Penyesalan Setelah Diriku Tiada
Bab 3
Seketika, raut wajah Penny langsung pucat.
Dia langsung reflek berlutut di lantai, memelas dengan suara lirih,
“Maaf Kak Lisa, aku benar-benar lupa! Jangan marah, aku bisa ganti rasa lain.”
Tingkahnya yang begitu menyedihkan itu terlihat sangat lihai, sampai-sampai aku malah merasa sangat konyol.
Waktu pertama kali membuat kue krim kacang, aku benar-benar tidak tahu kalau dia alergi.
Saat itu dia hanya bilang, “Aku mau rasa krim kacang.” Demi menyenangkan hatinya, aku terus mencoba berkali-kali, bahkan sampai terkena luka bakar, baru berhasil membuat hasil yang lumayan.
Namun, dia malah alergi sampai nyaris masuk UGD.
Begitu sadar, dia langsung lari ke pelukan Billy, sambil menangis dan membelaku,
“Kakak, Kak Lisa itu berniat baik. Dia bilang nggak masalah kalau hanya coba sedikit. Semua ini salahku, aku yang nggak bisa menahan diriku, bukan salahnya….”
Sementara itu, aku hanya bisa berdiri di samping ranjang rumah sakit, menatap tatapan penuh tuduhan dari Billy dan kakakku, mencoba membela diri dengan pelan,
“Aku benaran nggak tahu dia alergi, dia nggak pernah bilang padaku….”
Balasannya adalah tendangan dari Billy yang mengarah ke perutku.
“Jangan cari alasan! Aku rasa kamu hanya nggak terima aku dan Reza lebih sayang dia!”
Tendangan itu membuatku terbentur sudut tembok. Rasanya sakit luar biasa sampai diriku jatuh ke lantai dan tak bisa bergerak.
Sejak hari itu, aku pun dikunci di kamar selama tiga hari penuh.
Tidak ada makanan, tidak ada air, bahkan pintu pun tak bisa kubuka.
Pada saat akhirnya aku dilepas, tubuhku sudah lemas nyaris tak kuat berdiri.
Mengingat masa itu, aku pun membuka mulut dengan dingin,
“Aku nggak bisa membuat rasa yang kamu mau. Kamu bisa beli sendiri saja.”

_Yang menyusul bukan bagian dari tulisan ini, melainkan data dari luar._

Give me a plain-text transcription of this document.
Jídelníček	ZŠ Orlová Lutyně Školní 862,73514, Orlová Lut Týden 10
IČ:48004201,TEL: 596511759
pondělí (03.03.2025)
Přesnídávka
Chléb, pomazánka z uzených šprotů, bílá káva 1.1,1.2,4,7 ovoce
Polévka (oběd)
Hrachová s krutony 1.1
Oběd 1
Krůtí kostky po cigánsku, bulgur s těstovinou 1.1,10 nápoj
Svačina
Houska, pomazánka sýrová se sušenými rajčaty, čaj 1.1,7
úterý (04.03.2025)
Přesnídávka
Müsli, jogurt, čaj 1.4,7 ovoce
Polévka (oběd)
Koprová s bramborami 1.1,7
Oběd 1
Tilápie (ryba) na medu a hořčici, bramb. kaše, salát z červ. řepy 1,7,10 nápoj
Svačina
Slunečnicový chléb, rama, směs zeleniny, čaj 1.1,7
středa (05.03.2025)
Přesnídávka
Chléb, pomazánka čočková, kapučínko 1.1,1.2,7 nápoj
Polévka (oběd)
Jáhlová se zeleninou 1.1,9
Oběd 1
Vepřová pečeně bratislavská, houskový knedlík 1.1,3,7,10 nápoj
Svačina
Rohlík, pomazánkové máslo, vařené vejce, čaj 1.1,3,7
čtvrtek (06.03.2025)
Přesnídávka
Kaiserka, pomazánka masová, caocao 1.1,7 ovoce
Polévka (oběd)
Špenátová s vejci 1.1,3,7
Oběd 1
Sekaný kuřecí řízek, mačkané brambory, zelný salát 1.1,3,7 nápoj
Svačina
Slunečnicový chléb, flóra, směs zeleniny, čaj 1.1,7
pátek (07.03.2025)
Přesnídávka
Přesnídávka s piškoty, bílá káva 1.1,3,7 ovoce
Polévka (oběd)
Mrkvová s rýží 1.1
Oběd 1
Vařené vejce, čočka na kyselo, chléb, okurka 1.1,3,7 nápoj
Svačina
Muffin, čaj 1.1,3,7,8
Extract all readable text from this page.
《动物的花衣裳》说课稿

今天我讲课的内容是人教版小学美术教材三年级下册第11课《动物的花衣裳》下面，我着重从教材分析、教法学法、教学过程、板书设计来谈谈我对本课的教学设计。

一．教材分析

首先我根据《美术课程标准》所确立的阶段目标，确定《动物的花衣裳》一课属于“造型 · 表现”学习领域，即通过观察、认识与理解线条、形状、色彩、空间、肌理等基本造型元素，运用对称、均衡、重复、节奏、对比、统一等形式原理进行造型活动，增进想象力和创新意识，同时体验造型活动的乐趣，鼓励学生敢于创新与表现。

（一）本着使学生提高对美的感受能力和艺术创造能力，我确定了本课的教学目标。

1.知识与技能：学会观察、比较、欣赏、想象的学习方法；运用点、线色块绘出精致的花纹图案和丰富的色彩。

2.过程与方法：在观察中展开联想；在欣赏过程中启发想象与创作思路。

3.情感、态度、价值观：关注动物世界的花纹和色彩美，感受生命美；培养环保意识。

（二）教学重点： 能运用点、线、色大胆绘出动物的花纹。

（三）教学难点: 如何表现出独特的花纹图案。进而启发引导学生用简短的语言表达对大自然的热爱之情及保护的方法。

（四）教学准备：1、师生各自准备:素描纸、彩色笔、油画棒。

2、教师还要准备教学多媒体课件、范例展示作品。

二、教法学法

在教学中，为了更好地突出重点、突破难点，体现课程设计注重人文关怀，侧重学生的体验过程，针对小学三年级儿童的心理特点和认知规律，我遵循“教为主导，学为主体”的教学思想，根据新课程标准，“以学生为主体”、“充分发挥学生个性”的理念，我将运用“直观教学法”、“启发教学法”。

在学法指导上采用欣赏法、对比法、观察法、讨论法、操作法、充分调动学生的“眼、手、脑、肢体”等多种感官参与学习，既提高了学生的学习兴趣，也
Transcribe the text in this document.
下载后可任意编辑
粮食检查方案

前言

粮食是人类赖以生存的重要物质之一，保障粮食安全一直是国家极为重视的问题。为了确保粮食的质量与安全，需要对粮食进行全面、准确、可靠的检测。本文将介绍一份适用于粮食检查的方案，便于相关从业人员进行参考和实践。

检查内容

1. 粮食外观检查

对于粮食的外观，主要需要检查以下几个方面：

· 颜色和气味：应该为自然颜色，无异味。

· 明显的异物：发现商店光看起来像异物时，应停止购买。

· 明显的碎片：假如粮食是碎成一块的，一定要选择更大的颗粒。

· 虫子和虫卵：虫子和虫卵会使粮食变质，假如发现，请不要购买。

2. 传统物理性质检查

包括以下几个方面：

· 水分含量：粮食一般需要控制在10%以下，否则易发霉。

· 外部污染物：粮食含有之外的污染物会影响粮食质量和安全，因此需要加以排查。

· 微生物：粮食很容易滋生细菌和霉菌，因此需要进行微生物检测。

Namun, Penny masih belum menyerah. Dia tetap saja berkata, “Iya, aku nggak mau makan lagi. Kak Lisa jangan marah, ya.”
Namun, terlihat jelas kilatan kebencian di matanya. Tangannya semakin erat mencengkeram lenganku, sampai aku kesakitan dan spontan menepis. Dia pun langsung terjatuh ke lantai.
Suasana langsung membeku.
Kakak buru-buru menghampiri, membantu memapahnya dan memeriksa sikunya dengan cemas.
Sambil menangis pelan, Penny meringis, “Kak Reza, sakit sekali….”
Billy menarik lengan bajunya untuk memeriksa luka lecet kecil itu, lalu membentakku marah,
“Lisa! Kamu sudah gila?!”
Setelah itu, sebuah tamparan keras mendarat di pipiku.
“Kamu semakin kurang ajar saja! Jangan harap bisa makan malam ini! Cepat masuk kamar dan renungkan perbuatanmu!”
Tamparan itu sangat keras, sampai-sampai gigi geraham belakangku terasa bergoyang.
Melihat darah di sudut bibirku, wajah kakak sempat ragu.
Namun, saat Penny menangis lebih keras lagi, dia langsung berbalik untuk menenangkannya.
Aku diam-diam menyeka darah dari bibirku dan kembali ke kamar.
Bukan untuk merenung, tapi untuk mengambil koper yang sudah lama kusiapkan.
Waktu aku keluar dari kamar sambil menyeret koper, ruang tamu pun langsung hening.
Setelah itu, terdengarlah suara ejekan mereka,
“Wah, sudah bisa kabur dari rumah? Lisa, kamu itu sudah dewasa, masih mau mengambek seperti itu? Kalau kamu berani pergi hari ini, jangan harap bisa balik lagi.”
Aku sudah mati rasa dengan ancaman seperti ini.
Rumah ini memang tidak pernah benar-benar menjadi milikku.
Aku tidak menoleh dan hanya terus melangkah keluar.
Billy yang tampak sangat marah, melempar vas dari meja ke arahku.
Vas itu pecah tepat di dekat kakiku, serpihan kaca menancap di pergelangan kaki.
“Bagus! Pergi saja! Kalaupun kamu memohon untuk balik nantinya, jangan harap bisa masuk lagi ke rumah ini!”